Beware the Bimbo Sleuth

Early January is list time–resolutions, good intentions, tax forms to get, etc. Here’s one of my lists: Things I Don’t Like to Find in Mystery Stories.


1. Bimbo sleuth–a sexy female amateur who breaks the law to show us how inept the professionals are; (When she’s not meddling in police procedure, she has a job that would otherwise bore her to tears. Often she’s a widow or a divorcee, mother of one snarky teenager.)

2. A police official cast as the bimbo’s Significant Other; (He–almost always the professionals are male–will have two responses to her, annoyance and smarmy forgiveness.)

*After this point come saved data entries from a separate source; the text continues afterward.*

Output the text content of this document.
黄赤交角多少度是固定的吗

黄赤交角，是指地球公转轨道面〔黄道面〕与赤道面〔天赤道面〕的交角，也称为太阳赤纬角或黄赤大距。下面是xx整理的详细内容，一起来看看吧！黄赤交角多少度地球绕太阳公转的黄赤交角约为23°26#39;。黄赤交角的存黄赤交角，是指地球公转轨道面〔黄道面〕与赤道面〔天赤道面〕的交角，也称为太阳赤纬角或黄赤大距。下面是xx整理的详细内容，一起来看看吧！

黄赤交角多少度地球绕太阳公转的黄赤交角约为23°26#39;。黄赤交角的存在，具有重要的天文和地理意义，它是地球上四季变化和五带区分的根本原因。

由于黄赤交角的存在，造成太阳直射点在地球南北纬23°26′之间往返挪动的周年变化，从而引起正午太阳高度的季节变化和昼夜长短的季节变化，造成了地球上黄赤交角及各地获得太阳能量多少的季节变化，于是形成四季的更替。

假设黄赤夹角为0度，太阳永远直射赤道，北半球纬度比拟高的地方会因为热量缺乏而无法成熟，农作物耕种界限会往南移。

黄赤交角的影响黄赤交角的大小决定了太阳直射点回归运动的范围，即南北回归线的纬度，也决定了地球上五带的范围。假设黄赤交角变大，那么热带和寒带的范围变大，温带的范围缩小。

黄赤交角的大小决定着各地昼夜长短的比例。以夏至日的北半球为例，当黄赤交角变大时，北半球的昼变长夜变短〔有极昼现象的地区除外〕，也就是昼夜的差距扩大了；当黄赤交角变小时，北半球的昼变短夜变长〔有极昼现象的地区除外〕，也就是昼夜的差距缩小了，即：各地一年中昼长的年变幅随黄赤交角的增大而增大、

3. Sex reduced to recreation or manipulation so that the S.O. won’t be mad at the bimbo for meddling in his investigation; (These folks never run out of libido or hot showers, often together.)

4. Plot slowed by insignificant obstacles, like wardrobe failures, rain, running out of wine; (It’s like untangling fishing line or yarn, time consuming with little payoff.)

5. Man-eating pythons; (Yes, I did find one of these. Yuk! Where’s the human element in that?)

6. A host of named minor characters who are otherwise indistinguishable distractions; (They buzz around like mosquitoes.)

7. Reliance on classic mysteries for decoration; (Let Ms. Christie and Sir Arthur Conan Doyle RIP.)

8. Shallow characters, self-centered, jealous, and/or insecure; (The bimbo is often well-known in her community for her crime-solving rather than for her quiet, generous   contributions to society.)

9. Static series characters who never learn not to open the cellar door; (Or the closet, the shed, the garage, wherever that gun-toting, axe wielding baddie might lurk.)

10. Empty dialog that fills the word count but does nothing to advance character development or plot. (Blah, blah, blah.)

Reading at Random

Every week I shop the new-book shelf at the library, almost always finding half a dozen books that interest me. Occasionally, I make myself branch out from my preferred mystery-as-escape selections. I start at the biography section and I check to see if there is new poetry. This week I found a  biography of Sylvia Plath, American Isis, which a friend had recommended, so that went into the bag, along with a memoir by Jacob Tomsky, Heads in Beds, his insider account of the luxury hotel business. Add a memoir by a Kenyan writer, a book about water shortage and misuse, a Sidney Sheldon novel that proved to be too gory for my taste, and a delicious history of cooking utensils by Bee Wilson, Consider the Fork. Just for to avoid an ugly withdrawal, a mystery, Marjorie Eccles’ After Clare.

My random selections most often run about 60/40 worth reading to DNF (did not finish). I like the surprise of discovering a new read. But, ah–you knew there was a but, eh–after reading about Plath’s very purposeful reading habits, I feet a little guilty. Sure, she went to Smith and I didn’t. She did her graduate work at Cambridge and I didn’t. (Of course, she also committed suicide and I . . . well, obviously.) I have known about the books mentioned in that bio, and I now regret my promiscuous reading habits. Then I skimmed materials I’m gathering for teaching a fall semester course on the techniques of contemporary poetry. There, like a jury of my peers, I faced the accusation of having been dissolute in my reading. It’s a long list of poets to master. If I start at the beginning with Caedmon (c. 1000) and read through the English language poets I’ll be brain dead before I finish. Then there are those to read in translation, Akhmatova to Tsvetaeva. Too much, too much, I have to go lie down. With a good book. Or ten.